Evet, "asabiyet" ama ahlakla beraber olursa

İslam ümmetinin kuru gürültülü, karamsar atmosferini andırırcasına, ışık sızdırmayan boz bulanık bir hava. Beton kadar umutsuz, enkaz kadar duyarsız, insanlık kadar hissiz. Aylardır süren bombardımanın tozu dumanı arasında onlarca, yüzlerce küle bulanmış gibi gri renkli insan, sıraya dizilmişler. Hedeflerinde, yardım kuruluşunun dağıttığı bir tas sıcak yemek var. Hepsi genç ve çocuk. Kül renginden tümü de. Bir yaşlı adam var en önde. Üzerinde soluk yeşil bir mintan vardı, elinde kırmızı bir kap. Muhtemelen ailesinde yemek kuyruğuna girecek genç ve çocuk kalmamış. Belki de babaları şehit düşmüş aç torunları bekliyordu evde. Yahut önceki gün çadırları aleve döndüren bombardımanda bütün ailesi kavrulan birkaç yetim çocuğu yanına almış, onlara yemek götürmesi gerekiyor. Kırmızı kabını görevlilere uzatırken, bütün bu belkileri, bütün bu muhtemelleri omuzlarında taşıyormuş gibi elleri titriyordu. İki büklüm yaşlı adam, ayakta durmakta zorlanıyordu. Zayıf ve bitkin bedeni her an çökebilirdi. Düşmek üzere olduğunu fark eden bir görevli, elindeki kırmızı kabı alırken kolundan tuttu. Titremeye devam ediyordu o. Sonra sıradaki birisi, düşmesin diye onu tutarken yaşlı adamın boynu önüne düştü, benim de kollarım bir yana. Bu videoyu ilk seyrettiğimde yaşlı adamın öldüğünü zannederek devamını izlemeye tahammül edemedim ve videoyu kapattım. Şimdi, muhtemelen evde aç susuz bekleyen yavrulara kim yemek götürecek, belki de dün geceki bombardımanda aleve dönüşen çadırda kavrulan ailelerinden geriye kalan yetimleri kim doyuracak ağırlığında bir muannit sis çöktü bedenimin bütün gözeneklerine. Duygularımın gri yoğunluğunda göz gözü görmüyordu. Sonra sosyal medyada bir daha önüme düştü video. Bu sefer video bir notla birlikte yayınlanmıştı: Yaşlı Filistinli yemek kuyruğunda beklerken açlıktan bayıldı... Bayılmış olduğuna nasıl sevindiğimi bir bilseniz. Videoyu bir daha, bir daha izledim. Babaları şehit düşen çocuklar, aileleri kavrulan yetimler adına sevindim. Nedense ümmetin bu manzarayı bir "asabiyet" gururu sayıp artık harekete geçeceğine ilişkin bir umut uyandı içimde. Müslümanlar bu kadarına da tahammül edemezler, yeri göğü inletirler, gök kubbeyi başına geçirirler işgalci teröristin diye düşündüm. Bu saatten sonra kimse Arap asabiyetinin önüne geçemez, coşkun bir sel gibi dayanır sınırlara, ezer geçer, dedim.

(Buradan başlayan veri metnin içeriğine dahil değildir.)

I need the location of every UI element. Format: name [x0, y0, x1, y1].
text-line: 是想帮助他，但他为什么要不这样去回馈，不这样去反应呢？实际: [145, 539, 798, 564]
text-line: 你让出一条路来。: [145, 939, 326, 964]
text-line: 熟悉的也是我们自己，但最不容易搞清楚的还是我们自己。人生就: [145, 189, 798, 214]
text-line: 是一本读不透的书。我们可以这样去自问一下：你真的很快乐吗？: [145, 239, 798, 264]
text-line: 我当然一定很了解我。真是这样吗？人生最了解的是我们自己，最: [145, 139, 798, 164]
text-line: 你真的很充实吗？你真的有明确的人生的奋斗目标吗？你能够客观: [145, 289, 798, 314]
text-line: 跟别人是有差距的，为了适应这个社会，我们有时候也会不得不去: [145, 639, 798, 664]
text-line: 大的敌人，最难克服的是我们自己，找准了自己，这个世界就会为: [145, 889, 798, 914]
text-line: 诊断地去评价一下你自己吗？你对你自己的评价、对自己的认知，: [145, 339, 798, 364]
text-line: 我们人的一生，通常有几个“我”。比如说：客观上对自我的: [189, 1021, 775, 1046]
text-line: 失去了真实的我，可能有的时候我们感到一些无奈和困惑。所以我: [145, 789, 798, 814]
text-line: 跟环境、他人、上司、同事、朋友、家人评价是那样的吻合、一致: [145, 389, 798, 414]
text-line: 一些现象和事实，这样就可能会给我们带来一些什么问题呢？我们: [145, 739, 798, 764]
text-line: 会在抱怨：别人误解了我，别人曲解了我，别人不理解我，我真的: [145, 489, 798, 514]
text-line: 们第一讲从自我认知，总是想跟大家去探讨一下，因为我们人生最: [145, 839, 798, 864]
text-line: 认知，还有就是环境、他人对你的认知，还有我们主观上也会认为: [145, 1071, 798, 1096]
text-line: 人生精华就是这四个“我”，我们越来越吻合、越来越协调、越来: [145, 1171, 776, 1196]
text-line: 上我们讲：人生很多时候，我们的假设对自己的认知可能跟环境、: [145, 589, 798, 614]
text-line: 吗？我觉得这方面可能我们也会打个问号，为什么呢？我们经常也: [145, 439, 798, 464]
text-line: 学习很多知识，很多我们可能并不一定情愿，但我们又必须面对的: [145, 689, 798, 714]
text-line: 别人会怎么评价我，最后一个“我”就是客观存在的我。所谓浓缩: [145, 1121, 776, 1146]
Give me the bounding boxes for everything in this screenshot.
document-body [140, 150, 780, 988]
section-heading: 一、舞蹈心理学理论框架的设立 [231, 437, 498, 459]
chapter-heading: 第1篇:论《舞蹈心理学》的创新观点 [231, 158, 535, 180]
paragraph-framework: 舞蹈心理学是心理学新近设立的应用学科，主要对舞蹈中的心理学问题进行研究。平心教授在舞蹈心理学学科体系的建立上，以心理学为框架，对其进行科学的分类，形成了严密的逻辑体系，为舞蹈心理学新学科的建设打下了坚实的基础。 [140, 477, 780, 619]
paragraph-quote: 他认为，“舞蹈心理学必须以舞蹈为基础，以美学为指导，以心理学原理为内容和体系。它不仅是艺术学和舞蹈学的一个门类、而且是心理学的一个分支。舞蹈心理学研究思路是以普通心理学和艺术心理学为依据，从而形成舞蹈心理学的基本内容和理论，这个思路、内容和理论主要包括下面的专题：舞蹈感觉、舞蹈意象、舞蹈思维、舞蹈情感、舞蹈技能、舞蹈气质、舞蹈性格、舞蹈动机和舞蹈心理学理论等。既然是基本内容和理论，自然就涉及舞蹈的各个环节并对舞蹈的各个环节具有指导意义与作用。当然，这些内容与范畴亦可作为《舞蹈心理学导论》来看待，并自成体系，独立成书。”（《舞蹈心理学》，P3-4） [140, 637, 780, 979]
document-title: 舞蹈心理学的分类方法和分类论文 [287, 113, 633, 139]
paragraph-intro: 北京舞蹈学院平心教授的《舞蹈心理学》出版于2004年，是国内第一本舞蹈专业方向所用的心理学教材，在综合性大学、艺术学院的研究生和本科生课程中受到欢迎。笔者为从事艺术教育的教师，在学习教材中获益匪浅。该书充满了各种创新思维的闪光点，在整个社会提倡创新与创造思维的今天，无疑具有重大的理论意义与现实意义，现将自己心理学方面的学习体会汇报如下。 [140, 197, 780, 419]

Nitekim İbn Haldun'un "asabiyet" teorisini haklı çıkarırcasına Suriye, Ürdün ve Suudi Arabistan'daki Bedevî Arap aşiretleri seferber olmuş, Süveyda'ya doğru harekete geçmiş, isyan eden bazı Dürzilerin üzerine yürüyorlardı. Umut ettiğim hedeften ufacık bir sapma vardı ama. Umudumu sürdürmeli miyim, bilemiyorum. Geçen Pazar günkü yazımızda bu konuyu ele almıştık.